You already know to steer clear of bad fats in favor of the beneficial kind, but what exactly are good fats and where do you find them? We’re glad you asked.

Posted on | Comments ()

When it comes to the fats you consume, there are the green lights (mono- and polyunsaturated), the yellow lights (saturated), and the red lights (trans). All of these fats are more accurately known as fatty acids, classified by the way the carbon atoms creating each particular fat are bonded together, according to Lisa Ellis, a Registered Dietician with a private practice in White Plains, NY.

There are some fatty acids that you want to limit in your diet. Saturated fats (which are solid at room temperature and most often found in red meat and full-fat dairy) and trans fats (found in fried and baked foods made with partially hydrogenated oils) contribute to diabetes, obesity, and heart disease. Both types of bad fats raise harmful blood cholesterol levels (low-density lipoprotein, or LDL), and trans fats do extra damage by lowering good (high-density lipoprotein, or HDL) cholesterol. Some foods containing saturated fat, such as egg yolks, can contain other good-for-you nutrients, and eating a limited amount can be part of a healthy diet (unless otherwise advised by your doctor). Like the yellow light suggests, proceed with caution. Whereas, trans fats are a full stop red light. They have no redeeming nutritional value, and should be avoided entirely.

And then, there are those fats that get the green light. In moderation, monounsaturated and polyunsaturated fatty acids contribute to good health. They help your body absorb fat-soluble vitamins. And as counterintuitive as it sounds, they can actually help reduce harmful blood cholesterol levels and guard against heart disease, obesity, cancer, and more.

Read on to learn more about the benefits of mono- and polyunsaturated fatty acids, plus ways to incorporate them into your diet.

Monounsaturated Fatty Acids

Monounsaturated fats are usually plant-based and liquid at room temperature. These fats help reduce LDL cholesterol (bad cholesterol) and therefore monounsaturated fats can help decrease the risk of a heart attack or stroke, says Ellis. They may also help aid insulin’s response and help with blood sugar control.

If you want to be sure you’re getting enough monounsaturated fatty acids, think Mediterranean diet: Use olive and sunflower oils in your cooking, and incorporate avocados and olives into your meals.

Polyunsaturated Fatty Acids

Polyunsaturated fats are constructed with several double bonds and are also liquid at room temperature. Having more double bonds makes this type of fat less stable than other kinds of fat, allowing it to break apart easily in digestion, says Ellis. Polyunsaturated fats help improve blood cholesterol levels, and may help decrease the risk of heart disease. They’re also thought to decrease the risk of Type 2 diabetes.

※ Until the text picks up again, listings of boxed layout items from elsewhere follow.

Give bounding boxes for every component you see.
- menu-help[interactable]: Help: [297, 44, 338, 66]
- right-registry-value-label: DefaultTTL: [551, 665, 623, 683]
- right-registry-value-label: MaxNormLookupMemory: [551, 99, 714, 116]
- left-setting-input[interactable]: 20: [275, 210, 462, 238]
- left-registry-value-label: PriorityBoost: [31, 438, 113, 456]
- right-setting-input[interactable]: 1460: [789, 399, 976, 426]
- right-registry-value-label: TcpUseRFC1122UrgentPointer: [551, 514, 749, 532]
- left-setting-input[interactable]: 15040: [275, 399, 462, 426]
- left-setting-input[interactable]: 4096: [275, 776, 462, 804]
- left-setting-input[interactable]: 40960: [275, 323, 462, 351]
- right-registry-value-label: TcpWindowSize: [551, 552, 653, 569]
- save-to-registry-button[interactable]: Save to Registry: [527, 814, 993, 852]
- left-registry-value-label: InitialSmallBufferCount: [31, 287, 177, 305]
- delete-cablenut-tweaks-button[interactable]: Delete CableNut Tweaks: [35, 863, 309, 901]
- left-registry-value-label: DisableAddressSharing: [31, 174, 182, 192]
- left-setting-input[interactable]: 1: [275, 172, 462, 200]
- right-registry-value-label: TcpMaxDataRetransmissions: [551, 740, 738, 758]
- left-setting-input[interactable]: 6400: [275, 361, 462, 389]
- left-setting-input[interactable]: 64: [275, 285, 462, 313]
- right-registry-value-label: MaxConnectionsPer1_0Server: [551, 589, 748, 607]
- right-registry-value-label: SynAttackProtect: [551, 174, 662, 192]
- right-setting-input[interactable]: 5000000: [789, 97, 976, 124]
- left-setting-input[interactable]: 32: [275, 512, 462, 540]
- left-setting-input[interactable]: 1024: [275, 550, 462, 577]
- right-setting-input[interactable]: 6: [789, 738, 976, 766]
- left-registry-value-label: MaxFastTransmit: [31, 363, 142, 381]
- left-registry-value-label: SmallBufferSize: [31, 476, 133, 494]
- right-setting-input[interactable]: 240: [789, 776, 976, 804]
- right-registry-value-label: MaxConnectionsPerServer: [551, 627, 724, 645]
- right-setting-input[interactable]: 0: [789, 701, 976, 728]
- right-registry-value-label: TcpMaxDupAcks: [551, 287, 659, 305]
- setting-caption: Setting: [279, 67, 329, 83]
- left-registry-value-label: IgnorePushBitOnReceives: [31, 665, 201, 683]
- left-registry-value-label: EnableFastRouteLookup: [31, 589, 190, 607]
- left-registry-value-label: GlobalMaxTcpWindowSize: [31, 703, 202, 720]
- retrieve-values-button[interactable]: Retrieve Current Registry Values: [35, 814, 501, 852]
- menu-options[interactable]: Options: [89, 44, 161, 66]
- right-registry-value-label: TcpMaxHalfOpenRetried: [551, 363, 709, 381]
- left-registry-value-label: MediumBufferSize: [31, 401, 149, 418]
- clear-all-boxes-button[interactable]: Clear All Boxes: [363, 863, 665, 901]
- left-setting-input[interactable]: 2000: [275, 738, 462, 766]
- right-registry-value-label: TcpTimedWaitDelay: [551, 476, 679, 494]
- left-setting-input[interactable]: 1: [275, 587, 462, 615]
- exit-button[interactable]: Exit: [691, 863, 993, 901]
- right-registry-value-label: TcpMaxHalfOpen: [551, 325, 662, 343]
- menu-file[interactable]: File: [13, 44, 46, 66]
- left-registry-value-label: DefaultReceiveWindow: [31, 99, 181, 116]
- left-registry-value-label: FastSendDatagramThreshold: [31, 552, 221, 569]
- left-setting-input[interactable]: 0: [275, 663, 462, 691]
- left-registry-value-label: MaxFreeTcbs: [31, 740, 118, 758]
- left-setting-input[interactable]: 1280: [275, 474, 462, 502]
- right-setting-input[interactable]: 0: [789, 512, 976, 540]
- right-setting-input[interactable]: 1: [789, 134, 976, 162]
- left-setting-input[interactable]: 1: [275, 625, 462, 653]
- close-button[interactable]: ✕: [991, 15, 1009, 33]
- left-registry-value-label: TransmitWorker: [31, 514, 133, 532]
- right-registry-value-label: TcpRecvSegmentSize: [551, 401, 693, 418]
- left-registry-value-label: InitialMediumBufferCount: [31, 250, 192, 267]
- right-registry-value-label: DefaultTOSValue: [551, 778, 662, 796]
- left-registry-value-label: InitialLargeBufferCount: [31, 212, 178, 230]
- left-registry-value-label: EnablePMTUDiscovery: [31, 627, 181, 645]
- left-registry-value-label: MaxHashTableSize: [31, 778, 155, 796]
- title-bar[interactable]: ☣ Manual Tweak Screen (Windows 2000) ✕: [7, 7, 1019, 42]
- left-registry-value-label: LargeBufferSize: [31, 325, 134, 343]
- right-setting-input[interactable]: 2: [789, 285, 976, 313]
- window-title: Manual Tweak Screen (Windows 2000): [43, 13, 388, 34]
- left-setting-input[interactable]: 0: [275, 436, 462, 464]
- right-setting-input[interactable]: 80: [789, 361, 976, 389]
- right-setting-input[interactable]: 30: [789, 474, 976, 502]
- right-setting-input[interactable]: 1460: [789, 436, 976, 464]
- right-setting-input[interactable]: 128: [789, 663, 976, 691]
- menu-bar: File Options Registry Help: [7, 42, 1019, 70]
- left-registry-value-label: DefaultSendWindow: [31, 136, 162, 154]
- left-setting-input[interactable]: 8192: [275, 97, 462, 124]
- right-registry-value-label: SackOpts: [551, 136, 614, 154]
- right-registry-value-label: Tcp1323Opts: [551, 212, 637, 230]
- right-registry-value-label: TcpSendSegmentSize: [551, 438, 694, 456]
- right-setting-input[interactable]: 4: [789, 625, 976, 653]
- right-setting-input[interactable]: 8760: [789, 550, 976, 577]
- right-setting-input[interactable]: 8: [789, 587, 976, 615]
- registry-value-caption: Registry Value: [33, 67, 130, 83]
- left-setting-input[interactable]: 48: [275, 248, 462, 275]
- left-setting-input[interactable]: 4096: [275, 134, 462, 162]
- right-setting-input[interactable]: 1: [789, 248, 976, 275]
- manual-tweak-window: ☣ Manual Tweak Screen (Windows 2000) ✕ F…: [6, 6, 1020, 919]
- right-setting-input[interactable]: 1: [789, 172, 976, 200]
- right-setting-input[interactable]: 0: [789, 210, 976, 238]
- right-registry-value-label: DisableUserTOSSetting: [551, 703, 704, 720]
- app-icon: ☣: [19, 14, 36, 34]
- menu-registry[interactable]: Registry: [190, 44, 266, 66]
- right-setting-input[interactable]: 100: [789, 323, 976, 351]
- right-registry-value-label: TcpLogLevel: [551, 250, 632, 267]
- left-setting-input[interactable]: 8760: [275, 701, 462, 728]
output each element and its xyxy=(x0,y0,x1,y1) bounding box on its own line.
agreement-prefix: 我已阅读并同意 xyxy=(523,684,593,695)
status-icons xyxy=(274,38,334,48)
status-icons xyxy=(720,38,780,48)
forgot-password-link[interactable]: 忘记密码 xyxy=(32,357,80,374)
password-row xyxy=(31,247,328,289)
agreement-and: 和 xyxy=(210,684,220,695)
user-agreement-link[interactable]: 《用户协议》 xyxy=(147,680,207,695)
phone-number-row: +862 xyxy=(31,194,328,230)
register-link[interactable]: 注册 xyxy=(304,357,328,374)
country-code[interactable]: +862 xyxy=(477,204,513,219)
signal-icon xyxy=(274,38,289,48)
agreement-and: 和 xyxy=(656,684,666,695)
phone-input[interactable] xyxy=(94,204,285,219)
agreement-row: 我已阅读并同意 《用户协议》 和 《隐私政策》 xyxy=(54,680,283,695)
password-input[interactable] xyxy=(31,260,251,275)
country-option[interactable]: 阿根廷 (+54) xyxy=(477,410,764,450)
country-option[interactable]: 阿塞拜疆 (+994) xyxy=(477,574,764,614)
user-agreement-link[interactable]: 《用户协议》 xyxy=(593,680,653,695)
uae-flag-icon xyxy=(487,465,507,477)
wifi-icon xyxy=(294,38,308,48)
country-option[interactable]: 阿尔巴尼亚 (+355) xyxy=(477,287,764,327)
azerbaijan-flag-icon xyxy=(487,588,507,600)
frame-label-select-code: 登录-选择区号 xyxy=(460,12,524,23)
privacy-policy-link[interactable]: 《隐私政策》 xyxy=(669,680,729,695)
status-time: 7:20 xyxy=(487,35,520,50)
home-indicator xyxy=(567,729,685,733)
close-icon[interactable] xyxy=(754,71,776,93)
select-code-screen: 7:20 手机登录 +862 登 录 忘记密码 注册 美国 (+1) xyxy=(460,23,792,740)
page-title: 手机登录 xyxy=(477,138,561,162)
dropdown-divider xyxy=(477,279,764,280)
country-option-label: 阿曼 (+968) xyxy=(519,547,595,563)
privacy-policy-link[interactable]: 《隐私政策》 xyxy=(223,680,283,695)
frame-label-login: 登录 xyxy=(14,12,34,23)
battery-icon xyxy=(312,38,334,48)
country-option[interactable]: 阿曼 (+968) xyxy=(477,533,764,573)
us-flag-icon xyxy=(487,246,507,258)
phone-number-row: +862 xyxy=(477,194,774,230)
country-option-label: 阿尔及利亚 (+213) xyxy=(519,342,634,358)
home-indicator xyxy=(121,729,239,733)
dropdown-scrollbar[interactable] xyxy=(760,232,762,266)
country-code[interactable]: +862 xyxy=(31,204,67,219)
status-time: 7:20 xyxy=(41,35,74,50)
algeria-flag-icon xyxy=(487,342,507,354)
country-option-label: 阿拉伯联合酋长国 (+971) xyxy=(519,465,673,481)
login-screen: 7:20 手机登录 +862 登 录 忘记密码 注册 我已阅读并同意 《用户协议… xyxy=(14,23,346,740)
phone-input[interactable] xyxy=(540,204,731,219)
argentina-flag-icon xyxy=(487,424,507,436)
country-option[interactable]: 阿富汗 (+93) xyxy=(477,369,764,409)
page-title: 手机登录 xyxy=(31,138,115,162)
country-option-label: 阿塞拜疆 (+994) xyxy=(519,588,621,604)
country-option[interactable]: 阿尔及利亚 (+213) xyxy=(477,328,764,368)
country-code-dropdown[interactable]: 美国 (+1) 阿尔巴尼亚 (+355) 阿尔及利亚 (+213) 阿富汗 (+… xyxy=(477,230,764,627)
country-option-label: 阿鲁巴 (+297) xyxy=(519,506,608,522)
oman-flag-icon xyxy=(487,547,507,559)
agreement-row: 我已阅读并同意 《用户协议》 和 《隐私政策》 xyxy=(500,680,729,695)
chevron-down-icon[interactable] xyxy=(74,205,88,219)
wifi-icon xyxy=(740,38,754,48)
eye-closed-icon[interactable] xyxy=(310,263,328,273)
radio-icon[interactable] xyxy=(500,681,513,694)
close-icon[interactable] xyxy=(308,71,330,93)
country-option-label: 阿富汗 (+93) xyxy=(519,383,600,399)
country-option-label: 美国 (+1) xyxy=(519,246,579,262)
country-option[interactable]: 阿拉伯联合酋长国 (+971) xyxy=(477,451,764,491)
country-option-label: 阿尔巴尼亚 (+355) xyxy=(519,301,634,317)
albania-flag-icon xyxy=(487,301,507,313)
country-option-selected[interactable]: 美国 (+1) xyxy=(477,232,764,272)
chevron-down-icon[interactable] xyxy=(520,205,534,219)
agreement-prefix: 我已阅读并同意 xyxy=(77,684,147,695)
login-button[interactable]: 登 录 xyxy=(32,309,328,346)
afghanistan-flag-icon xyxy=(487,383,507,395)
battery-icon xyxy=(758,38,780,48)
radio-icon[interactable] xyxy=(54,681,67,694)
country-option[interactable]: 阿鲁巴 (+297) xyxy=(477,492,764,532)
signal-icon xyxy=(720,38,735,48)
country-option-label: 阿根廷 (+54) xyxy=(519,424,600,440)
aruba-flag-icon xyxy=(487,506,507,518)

Commonly known as omega-3 and omega-6 fatty acids, they are nutritionally important yet are not created in our bodies through other means, Ellis says. So it’s vital to incorporate these essential fatty acids in your diet. Start with walnuts, ground flaxseed, tofu, and fish, such as sardines, herring, trout, cod liver, and salmon.

Moderation is Key

Consuming mono- and polyunsaturated fatty acids is essential to good health, but all fats, even the good kind, are highly caloric and should be consumed in moderation. To keep yourself in check, remember that no more than 25% to 35% of your daily calories should come from fats, with less than 10% coming from the saturated kind and none from trans fats.